Histoire d’eau

Dossier : ExpressionsMagazine N°656 Juin/Juillet 2010Par : Guillaume LE BORGNE(07)

Le troi­sième prix d’X-Auteurs est attri­bué à Guillaume LE BORGNE(07)
Le titre est de la rédaction

Cinq août. Dix-neuf heures, ou pas loin. Sur cette crique de la côte finis­té­rienne où nous allons depuis tou­jours je crois. J’ai sept ans. Comme Rai­son, m’a-t-on dit au mar­ché ce matin, en souriant.

La mer est haute et finit d’a­va­ler la plage, pous­sant ses der­niers occu­pants hors du lieu. Nous sommes res­tés, mes parents, mes frères et moi. Eux sortent tout juste de l’eau, et se réchauffent en arpen­tant la fine bande de sable sec, une ser­viette sur le dos, ou en esca­la­dant quelques rochers. Nous allons bien­tôt ren­trer nous aus­si. Je n’ai pas envie de par­tir. Aujourd’­hui encore, j’ai regar­dé les autres sau­ter du plon­geoir, qui me défie encore de sa froide igno­rance, à vingt ou trente mètres du bord. Je sais pour­tant nager. Oui, mais lorsque je perds pied, la panique à peine nais­sante me ramène en arrière.

Il faut y aller. Aujourd’­hui. Mon­trer à ce plon­geoir qui ne s’y attend pas que je peux conqué­rir son échelle et son toit.

Je m’ap­proche de l’é­cume, et me fais une idée du cap à tenir, des cou­rants à bra­ver. Il me semble que le vent s’est levé. L’o­céan mas­sif et opaque a tout l’air d’un man­geur d’hommes, et le ciel d’un impos­sible gris me rap­pelle des siècles que je n’ai pas connus.

Un coup d’œil vers la famille. Pas encore habillés : il me reste du temps, mais je dois faire vite. Je marche sans m’en rendre compte et m’im­merge peu à peu, la tête tou­jours droite vers l’ob­jec­tif. Le liquide est gla­cial, s’ac­cé­lère mon souffle. Je me lance en avant et débute une brasse dont chaque mou­ve­ment me plonge dans le pré­sent. J’a­vance d’a­bord rapi­de­ment, sûr de mes mou­ve­ments. Bien­tôt le point cri­tique, après lequel il sera trop tard pour faire demi-tour. Sur­tout ne pas son­der le fond, encore moins se retour­ner. Le plon­geoir s’est un peu rap­pro­ché, mais rien n’est encore gagné. Je res­pire plus que je ne nage, et res­sens des fris­sons jus­qu’au­tour de mon crâne.
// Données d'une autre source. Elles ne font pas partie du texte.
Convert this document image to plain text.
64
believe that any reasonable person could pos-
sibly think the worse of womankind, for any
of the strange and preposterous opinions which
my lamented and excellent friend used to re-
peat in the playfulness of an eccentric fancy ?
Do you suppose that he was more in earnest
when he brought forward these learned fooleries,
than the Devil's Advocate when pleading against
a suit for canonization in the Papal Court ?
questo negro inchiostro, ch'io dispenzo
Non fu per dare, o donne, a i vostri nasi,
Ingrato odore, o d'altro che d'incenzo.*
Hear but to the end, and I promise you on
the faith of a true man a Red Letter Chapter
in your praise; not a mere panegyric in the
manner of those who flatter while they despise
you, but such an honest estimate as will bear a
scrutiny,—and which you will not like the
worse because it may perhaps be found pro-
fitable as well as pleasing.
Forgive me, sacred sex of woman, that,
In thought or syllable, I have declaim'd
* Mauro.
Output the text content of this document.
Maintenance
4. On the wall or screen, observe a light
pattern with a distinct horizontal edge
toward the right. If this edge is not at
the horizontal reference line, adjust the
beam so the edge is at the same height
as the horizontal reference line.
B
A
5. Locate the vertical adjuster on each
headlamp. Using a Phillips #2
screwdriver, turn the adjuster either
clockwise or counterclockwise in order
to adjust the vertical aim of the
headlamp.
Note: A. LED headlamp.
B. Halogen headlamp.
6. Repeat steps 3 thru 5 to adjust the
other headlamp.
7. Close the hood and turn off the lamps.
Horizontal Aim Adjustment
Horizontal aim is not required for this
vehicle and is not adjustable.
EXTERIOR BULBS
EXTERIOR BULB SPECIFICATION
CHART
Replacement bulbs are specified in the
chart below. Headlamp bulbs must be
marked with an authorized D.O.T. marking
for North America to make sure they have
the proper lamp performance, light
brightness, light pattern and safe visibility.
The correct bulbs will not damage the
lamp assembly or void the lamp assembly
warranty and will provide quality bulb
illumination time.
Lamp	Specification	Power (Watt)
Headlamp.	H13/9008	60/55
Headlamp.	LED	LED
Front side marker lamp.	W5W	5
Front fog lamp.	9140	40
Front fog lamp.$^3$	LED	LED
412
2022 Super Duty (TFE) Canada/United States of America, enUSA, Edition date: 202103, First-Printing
Les der­niers mètres sont une injure à la brasse cou­lée, mais peu importe : je suis arrivé.

Je grimpe sans attendre l’é­chelle du muet fort de bois, qui semble peu per­tur­bé par mon exploit. Tout compte fait, il devait savoir que je vien­drais, qu’au­jourd’­hui, enfin, j’o­se­rais. Arri­vé au som­met de l’é­di­fice, je m’ap­proche du vide, et, me tenant aux mon­tants, je lève enfin la tête : il n’y a plus que le gris, l’ho­ri­zon sans épais­seur, et moi. Un goé­land passe, vire­volte dans le vent tour­noyant, et me voi­ci de nou­veau seul.

J’ai froid. Bien­tôt, je me retour­ne­rai. Sans doute me fera-t-on signe, de loin, qu’il est l’heure d’y aller. Ne pas se retour­ner. Pas encore.